Tapu Tescil Davası & Tapu İptal Davası

Tapu Tescil Davası & Tapu İptal Davası

Tapu Tescil Davası & Tapu İptal Davası | İzmir Gayrimenkul Avukatı

Tapuda yapılan tescil işleminin gerçeğe aykırı bir işlem olduğu, yolsuz olduğu veya kanuna ve usule aykırı şekilde yapıldığı iddiasıyla açılan işlemin iptali amacıyla açılan davalardır. Açılan tapu iptal ve tescil davalarında, dava esnasında iddialar ispatlandığı taktirde taşınmaz el değiştirecektir. Bu sebeple, anayasal hak olan mülkiyet hakkının ihlalinde başvurulan bir yol olduğunu da söylemek mümkündür.  Öyle ki , dava ile birlikte istenen neticenin elde edilememesi durumunda mülkiyet hakkı ihlali devam ederse iç hukuk yolları tüketilse bile AİHM’e bireysel başvuru yapılması mümkündür.
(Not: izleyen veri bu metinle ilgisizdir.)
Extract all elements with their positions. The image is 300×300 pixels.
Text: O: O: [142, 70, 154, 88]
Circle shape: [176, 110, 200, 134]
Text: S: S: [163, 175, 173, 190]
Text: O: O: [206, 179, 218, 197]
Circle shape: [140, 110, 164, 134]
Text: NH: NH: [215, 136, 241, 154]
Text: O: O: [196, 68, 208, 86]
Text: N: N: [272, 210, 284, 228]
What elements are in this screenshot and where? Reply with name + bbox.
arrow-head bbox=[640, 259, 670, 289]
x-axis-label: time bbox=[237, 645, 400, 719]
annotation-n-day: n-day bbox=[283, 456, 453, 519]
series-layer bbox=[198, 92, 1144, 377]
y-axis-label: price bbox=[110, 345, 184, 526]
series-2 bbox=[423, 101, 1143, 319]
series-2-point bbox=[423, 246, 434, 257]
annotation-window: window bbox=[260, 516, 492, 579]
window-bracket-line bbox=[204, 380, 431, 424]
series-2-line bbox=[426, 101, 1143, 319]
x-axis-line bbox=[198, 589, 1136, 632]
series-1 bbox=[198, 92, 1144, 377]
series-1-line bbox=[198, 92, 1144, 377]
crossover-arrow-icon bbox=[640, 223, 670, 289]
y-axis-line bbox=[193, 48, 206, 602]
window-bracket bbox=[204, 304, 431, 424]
Tapu İptal Ve Tescil Davası Açılabilmesinin Şartları:

  • Tapu kütüğünde haklı bir nedene dayanılmadan işlem yapılması,
  • Malik dışında üçüncü bir kişi adına tescil yapılması,
  • İlgili taşınmazdaki tescilin değiştirilmiş olması,
  • İlgili tescilin tapu kütüğünden silinmiş olması,
  • Yapılan yolsuz tescil neticesinde ayni hakkın zedelenmiş olması

Tapu İptali Davasında Yetkili ve Görevli Mahkeme

Yetki Bakımından : Diğer bütün gayrimenkul davalarında olduğu gibi tapu iptali ve tescili davaları da taşınmazın (gayrimenkulün) bulunduğu yerde açılır. Gayrimenkulün bulunduğu yer mahkemesi, usul kanununca tek ve kesin yetkili mahkemedir. Bu yetki kamu düzenine ilişkin olup taraflar aksine sözleşme yapamaz. Aynı şekilde, davaya bakan hâkim, davanın yetkili mahkemede (taşınmazın bulunduğu yerde) açılıp açılmadığını resen (kendiliğinden) denetlemek zorundadır. Bu husus dava şartlarından olup, dava yetkili mahkemede açılmamışsa Hukuk Muhakemeleri Kanununun 114/1.c ve 115. Maddeleri uyarınca davayı derhal usulden reddetmek durumundadır.

Görev Bakımından: Tapu iptal ve tescil davaları, taşınmazın bulunduğu yerin asliye hukuk mahkemesinde açılır. Bir başka anlatımla görevli mahkeme, asliye hukuk mahkemesidir. Tapu iptal ve tescil davası için dilekçenin eksiksiz olması şarttır. Taşınmazın kayıt bilgileri, olaydaki hukuka aykırı olan tüm durumlar ve deliller açık bir şekilde belirtilmelidir. Bilirkişi, tanık ve keşif delillerine dayanılmalı ve bu delillerde hangi noktaların incelenmesi isteniyorsa açıkça dilekçede belirtilmelidir. Dayanılacak her bir vakıa ve delil dava dilekçesinde yer almalıdır.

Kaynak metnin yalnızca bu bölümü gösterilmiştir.